The XAML is just a Window with a button that calls Button_ClickWithout OnClick. If you push the button twice and wait 3 seconds, you will see you get 2 dialogs popping up one over the other, where the expected behavior would be the first one pops up, then once it's closed the second one will pop up.

So my question is: Is this a bug ? or how do I mitigate this so I can have only one action be processed at a time when the first action halts execution with a Window.ShowDialog() ?

Thanks, Raul

A: 

A modal dialog box does not prevent the owner window from processing messages, otherwise you'd see it fail to redraw as the modal dialog was moved over its surface (just as an example).

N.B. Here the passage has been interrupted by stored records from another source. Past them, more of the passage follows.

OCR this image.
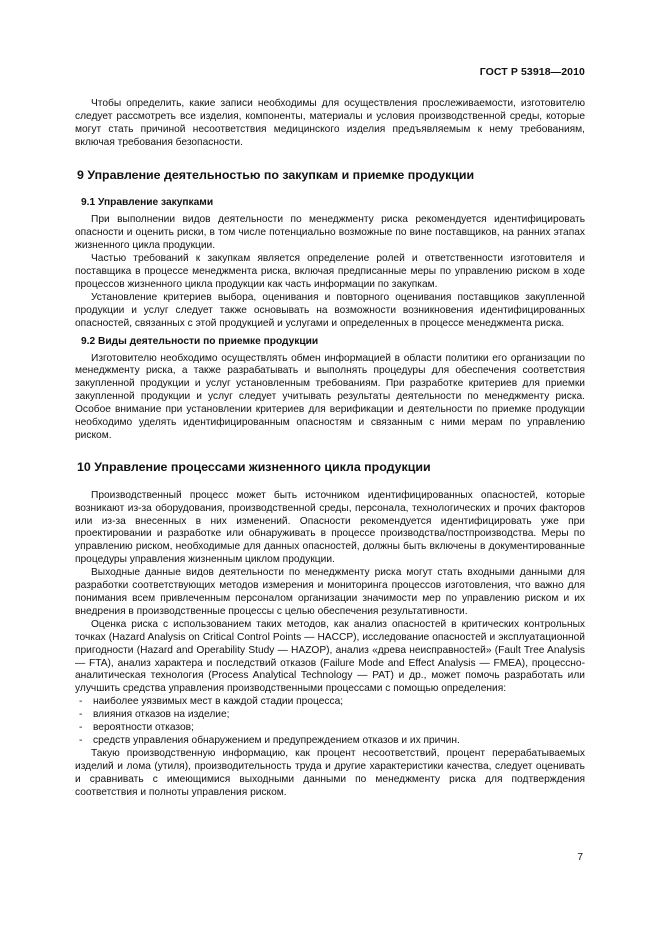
ГОСТ Р 53918—2010

Чтобы определить, какие записи необходимы для осуществления прослеживаемости, изготовителю следует рассмотреть все изделия, компоненты, материалы и условия производственной среды, которые могут стать причиной несоответствия медицинского изделия предъявляемым к нему требованиям, включая требования безопасности.

9 Управление деятельностью по закупкам и приемке продукции
9.1 Управление закупками

При выполнении видов деятельности по менеджменту риска рекомендуется идентифицировать опасности и оценить риски, в том числе потенциально возможные по вине поставщиков, на ранних этапах жизненного цикла продукции.

Частью требований к закупкам является определение ролей и ответственности изготовителя и поставщика в процессе менеджмента риска, включая предписанные меры по управлению риском в ходе процессов жизненного цикла продукции как часть информации по закупкам.

Установление критериев выбора, оценивания и повторного оценивания поставщиков закупленной продукции и услуг следует также основывать на возможности возникновения идентифицированных опасностей, связанных с этой продукцией и услугами и определенных в процессе менеджмента риска.

9.2 Виды деятельности по приемке продукции

Изготовителю необходимо осуществлять обмен информацией в области политики его организации по менеджменту риска, а также разрабатывать и выполнять процедуры для обеспечения соответствия закупленной продукции и услуг установленным требованиям. При разработке критериев для приемки закупленной продукции и услуг следует учитывать результаты деятельности по менеджменту риска. Особое внимание при установлении критериев для верификации и деятельности по приемке продукции необходимо уделять идентифицированным опасностям и связанным с ними мерам по управлению риском.

10 Управление процессами жизненного цикла продукции

Производственный процесс может быть источником идентифицированных опасностей, которые возникают из-за оборудования, производственной среды, персонала, технологических и прочих факторов или из-за внесенных в них изменений. Опасности рекомендуется идентифицировать уже при проектировании и разработке или обнаруживать в процессе производства/постпроизводства. Меры по управлению риском, необходимые для данных опасностей, должны быть включены в документированные процедуры управления жизненным циклом продукции.

Выходные данные видов деятельности по менеджменту риска могут стать входными данными для разработки соответствующих методов измерения и мониторинга процессов изготовления, что важно для понимания всем привлеченным персоналом организации значимости мер по управлению риском и их внедрения в производственные процессы с целью обеспечения результативности.

Оценка риска с использованием таких методов, как анализ опасностей в критических контрольных точках (Hazard Analysis on Critical Control Points — HACCP), исследование опасностей и эксплуатационной пригодности (Hazard and Operability Study — HAZOP), анализ «древа неисправностей» (Fault Tree Analysis — FTA), анализ характера и последствий отказов (Failure Mode and Effect Analysis — FMEA), процессно-аналитическая технология (Process Analytical Technology — PAT) и др., может помочь разработать или улучшить средства управления производственными процессами с помощью определения:

- наиболее уязвимых мест в каждой стадии процесса;
- влияния отказов на изделие;
- вероятности отказов;
- средств управления обнаружением и предупреждением отказов и их причин.

Такую производственную информацию, как процент несоответствий, процент перерабатываемых изделий и лома (утиля), производительность труда и другие характеристики качества, следует оценивать и сравнивать с имеющимися выходными данными по менеджменту риска для подтверждения соответствия и полноты управления риском.

7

In order to achieve what you want, you have to implement your own queue on the UI thread, possibly with some synchronization to "wake it up" when the first work item arrives.

EDIT:

Also if you examine the call stack of the UI thread while the 2nd modal dialog box is up, you might find out that it has the first ShowDialog call above it in the stack.

EDIT #2:

There might be an easier way of doing this, without implementing your own queue. If instead of the SynchronizationContext, you would use the Dispatcher object, you would be able to call BeginInvoke on it with a priority of DispatcherPriority.Normal, and it will get queued properly (check).

Aviad P.
I did create my own synchronization context queue but I was looking for a more elegant solution. I tried using the dispatcher with priority Normal but I got the same result. I think at the end of the day I'm just going to change my UI to not use modal dialogs. You would think there would be some way of pulling this off, but I gusss not.